With multimodal inputs:

python

from haystack.dataclasses import ChatMessage, ImageContent
from haystack_integrations.components.generators.aimlapi import AIMLAPIChatGenerator

# Use a multimodal model
llm = AIMLAPIChatGenerator(model="openai/gpt-4o")

image = ImageContent.from_file_path("apple.jpg", detail="low")
user_message = ChatMessage.from_user(content_parts=[
    "What does the image show?
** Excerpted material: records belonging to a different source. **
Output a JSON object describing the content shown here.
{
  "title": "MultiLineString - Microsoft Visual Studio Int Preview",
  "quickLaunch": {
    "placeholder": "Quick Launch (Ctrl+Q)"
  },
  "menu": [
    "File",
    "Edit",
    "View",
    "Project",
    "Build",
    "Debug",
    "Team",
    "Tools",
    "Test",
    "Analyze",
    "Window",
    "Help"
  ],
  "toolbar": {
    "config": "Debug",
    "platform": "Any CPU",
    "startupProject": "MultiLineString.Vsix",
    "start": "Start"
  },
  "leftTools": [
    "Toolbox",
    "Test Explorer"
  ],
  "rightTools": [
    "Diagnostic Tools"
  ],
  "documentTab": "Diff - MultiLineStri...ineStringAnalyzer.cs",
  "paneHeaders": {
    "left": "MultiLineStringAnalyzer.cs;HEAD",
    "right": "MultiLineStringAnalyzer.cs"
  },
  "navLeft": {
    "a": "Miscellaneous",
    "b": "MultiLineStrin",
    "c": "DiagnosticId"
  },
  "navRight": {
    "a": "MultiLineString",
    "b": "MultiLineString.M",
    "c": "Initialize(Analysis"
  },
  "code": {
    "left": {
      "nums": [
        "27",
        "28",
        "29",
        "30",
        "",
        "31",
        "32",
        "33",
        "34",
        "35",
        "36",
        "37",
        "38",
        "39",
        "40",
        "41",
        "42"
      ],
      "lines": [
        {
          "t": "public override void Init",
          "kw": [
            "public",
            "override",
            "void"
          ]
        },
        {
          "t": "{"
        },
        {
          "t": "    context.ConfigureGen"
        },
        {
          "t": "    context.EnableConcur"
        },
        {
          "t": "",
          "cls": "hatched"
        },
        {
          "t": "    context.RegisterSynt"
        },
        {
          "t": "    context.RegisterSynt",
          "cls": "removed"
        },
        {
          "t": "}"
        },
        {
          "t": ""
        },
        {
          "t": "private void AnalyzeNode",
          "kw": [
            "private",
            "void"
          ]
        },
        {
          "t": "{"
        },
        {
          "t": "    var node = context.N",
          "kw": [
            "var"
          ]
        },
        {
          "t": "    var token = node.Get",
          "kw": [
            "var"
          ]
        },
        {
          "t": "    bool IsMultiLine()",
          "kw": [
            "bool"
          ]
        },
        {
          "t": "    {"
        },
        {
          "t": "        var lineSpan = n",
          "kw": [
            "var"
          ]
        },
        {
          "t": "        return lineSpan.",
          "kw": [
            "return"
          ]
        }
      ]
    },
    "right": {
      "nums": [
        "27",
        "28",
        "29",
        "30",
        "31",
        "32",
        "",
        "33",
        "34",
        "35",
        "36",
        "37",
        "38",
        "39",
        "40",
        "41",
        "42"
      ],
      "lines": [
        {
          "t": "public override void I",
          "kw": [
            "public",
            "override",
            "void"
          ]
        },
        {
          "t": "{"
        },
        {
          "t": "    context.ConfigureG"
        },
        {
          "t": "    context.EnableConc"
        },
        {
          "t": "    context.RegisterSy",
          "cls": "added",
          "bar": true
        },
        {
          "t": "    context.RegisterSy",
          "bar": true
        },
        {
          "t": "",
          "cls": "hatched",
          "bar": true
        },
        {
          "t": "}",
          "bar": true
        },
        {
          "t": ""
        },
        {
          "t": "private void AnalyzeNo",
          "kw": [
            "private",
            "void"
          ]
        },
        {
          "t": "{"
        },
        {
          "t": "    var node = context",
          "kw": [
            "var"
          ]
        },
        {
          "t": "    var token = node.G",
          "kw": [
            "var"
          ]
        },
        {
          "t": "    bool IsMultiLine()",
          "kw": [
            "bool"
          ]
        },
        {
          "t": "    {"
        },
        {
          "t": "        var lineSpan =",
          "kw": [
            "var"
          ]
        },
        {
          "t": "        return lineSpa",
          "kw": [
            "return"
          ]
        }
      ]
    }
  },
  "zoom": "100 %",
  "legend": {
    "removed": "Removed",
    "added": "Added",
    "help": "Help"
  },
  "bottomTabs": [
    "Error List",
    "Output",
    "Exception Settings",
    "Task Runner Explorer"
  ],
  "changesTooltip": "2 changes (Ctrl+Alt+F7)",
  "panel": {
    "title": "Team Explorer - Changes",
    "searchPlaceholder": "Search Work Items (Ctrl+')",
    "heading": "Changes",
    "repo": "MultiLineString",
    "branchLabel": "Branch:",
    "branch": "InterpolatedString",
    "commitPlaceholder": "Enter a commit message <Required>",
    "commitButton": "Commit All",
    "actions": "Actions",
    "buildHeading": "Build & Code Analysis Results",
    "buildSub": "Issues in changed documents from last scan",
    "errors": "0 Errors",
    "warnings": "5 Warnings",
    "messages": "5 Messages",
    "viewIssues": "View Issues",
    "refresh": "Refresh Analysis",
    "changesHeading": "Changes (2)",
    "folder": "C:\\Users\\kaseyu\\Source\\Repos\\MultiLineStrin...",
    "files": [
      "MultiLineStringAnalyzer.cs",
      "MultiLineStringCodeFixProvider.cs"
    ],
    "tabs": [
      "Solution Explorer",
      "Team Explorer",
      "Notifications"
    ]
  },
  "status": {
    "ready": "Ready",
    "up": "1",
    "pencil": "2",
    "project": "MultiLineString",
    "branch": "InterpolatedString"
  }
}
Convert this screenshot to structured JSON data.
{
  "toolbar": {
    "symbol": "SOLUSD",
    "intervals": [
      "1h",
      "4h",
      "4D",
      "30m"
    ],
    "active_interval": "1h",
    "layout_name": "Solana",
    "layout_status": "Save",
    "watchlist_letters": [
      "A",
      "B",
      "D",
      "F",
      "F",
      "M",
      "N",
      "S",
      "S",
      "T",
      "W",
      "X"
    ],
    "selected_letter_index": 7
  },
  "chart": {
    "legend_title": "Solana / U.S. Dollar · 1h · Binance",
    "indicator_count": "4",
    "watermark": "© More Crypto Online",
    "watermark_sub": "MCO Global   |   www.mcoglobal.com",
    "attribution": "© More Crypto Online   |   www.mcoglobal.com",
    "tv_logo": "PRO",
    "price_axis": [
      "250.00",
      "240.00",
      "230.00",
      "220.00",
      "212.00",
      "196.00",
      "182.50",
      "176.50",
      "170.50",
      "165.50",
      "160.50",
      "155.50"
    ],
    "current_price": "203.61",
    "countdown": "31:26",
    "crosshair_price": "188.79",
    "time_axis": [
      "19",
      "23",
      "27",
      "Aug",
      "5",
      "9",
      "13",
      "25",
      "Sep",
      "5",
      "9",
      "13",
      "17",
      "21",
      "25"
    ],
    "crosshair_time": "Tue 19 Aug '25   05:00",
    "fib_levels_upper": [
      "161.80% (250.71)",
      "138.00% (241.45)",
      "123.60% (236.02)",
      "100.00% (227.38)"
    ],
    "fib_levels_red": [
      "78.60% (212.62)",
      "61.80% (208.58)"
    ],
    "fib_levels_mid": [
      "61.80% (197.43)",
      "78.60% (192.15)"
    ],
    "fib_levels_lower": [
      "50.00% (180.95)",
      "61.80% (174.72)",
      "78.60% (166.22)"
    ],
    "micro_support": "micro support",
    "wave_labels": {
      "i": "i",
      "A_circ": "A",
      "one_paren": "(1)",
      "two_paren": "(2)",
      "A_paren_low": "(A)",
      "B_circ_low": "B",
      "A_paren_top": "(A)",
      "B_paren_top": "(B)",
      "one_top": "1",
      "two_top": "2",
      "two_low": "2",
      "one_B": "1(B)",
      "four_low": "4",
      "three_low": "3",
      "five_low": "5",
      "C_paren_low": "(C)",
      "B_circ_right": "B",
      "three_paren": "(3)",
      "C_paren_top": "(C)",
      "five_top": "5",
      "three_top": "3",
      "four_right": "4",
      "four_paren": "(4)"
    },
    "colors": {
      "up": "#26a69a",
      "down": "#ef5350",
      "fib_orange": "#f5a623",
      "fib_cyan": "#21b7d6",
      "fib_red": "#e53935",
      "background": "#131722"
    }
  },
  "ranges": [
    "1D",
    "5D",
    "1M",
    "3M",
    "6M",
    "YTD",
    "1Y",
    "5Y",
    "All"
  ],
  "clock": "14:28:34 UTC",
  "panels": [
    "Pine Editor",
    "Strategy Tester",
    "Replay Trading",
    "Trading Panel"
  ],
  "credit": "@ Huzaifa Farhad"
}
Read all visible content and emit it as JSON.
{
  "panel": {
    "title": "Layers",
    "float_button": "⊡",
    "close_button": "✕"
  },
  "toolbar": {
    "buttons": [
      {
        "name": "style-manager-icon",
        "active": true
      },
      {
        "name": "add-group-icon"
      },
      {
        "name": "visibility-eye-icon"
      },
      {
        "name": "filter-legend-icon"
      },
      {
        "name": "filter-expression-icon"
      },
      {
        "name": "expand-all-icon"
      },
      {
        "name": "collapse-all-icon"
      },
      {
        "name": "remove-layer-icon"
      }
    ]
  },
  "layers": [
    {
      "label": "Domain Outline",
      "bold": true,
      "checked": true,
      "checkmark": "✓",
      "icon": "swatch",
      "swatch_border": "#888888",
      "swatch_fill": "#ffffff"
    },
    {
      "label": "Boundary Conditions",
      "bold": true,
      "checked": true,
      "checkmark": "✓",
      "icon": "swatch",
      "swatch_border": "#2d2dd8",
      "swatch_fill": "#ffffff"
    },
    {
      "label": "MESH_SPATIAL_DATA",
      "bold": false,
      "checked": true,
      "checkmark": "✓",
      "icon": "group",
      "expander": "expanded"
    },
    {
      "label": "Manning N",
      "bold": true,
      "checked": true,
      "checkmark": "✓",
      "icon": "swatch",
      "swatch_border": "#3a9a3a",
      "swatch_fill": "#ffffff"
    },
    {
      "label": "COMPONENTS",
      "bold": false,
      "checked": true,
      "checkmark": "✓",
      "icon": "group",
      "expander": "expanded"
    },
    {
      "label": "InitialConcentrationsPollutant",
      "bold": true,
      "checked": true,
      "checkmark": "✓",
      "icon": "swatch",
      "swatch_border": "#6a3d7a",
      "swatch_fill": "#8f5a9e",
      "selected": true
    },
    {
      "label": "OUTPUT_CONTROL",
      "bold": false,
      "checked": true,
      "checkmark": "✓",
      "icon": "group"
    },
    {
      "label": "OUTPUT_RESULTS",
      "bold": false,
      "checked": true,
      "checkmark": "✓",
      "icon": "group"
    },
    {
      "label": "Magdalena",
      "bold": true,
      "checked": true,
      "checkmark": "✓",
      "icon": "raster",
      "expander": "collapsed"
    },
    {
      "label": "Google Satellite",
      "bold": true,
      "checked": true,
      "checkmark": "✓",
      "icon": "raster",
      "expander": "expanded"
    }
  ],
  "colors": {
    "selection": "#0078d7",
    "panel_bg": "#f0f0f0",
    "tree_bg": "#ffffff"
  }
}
Max 5 words.",
    image
])

response = llm.run([user_message])["replies"][0].text
print(response)

>>> Red apple on straw.

In a Pipeline

python

from haystack.components.builders import ChatPromptBuilder
from haystack_integrations.components.generators.aimlapi import AIMLAPIChatGenerator
from haystack.dataclasses import ChatMessage
from haystack import Pipeline

# No parameter init, we don't use any runtime template variables
prompt_builder = ChatPromptBuilder()
llm = AIMLAPIChatGenerator()

pipe = Pipeline()
pipe.add_component("prompt_builder", prompt_builder)
pipe.add_component("llm", llm)
pipe.connect("prompt_builder.prompt", "llm.messages")

location = "Berlin"
messages = [
    ChatMessage.from_system("Always respond in German even if some input data is in other languages."),
    ChatMessage.from_user("Tell me about {{location}}")
]
pipe.run(data={"prompt_builder": {"template_variables": {"location": location}, "template": messages}})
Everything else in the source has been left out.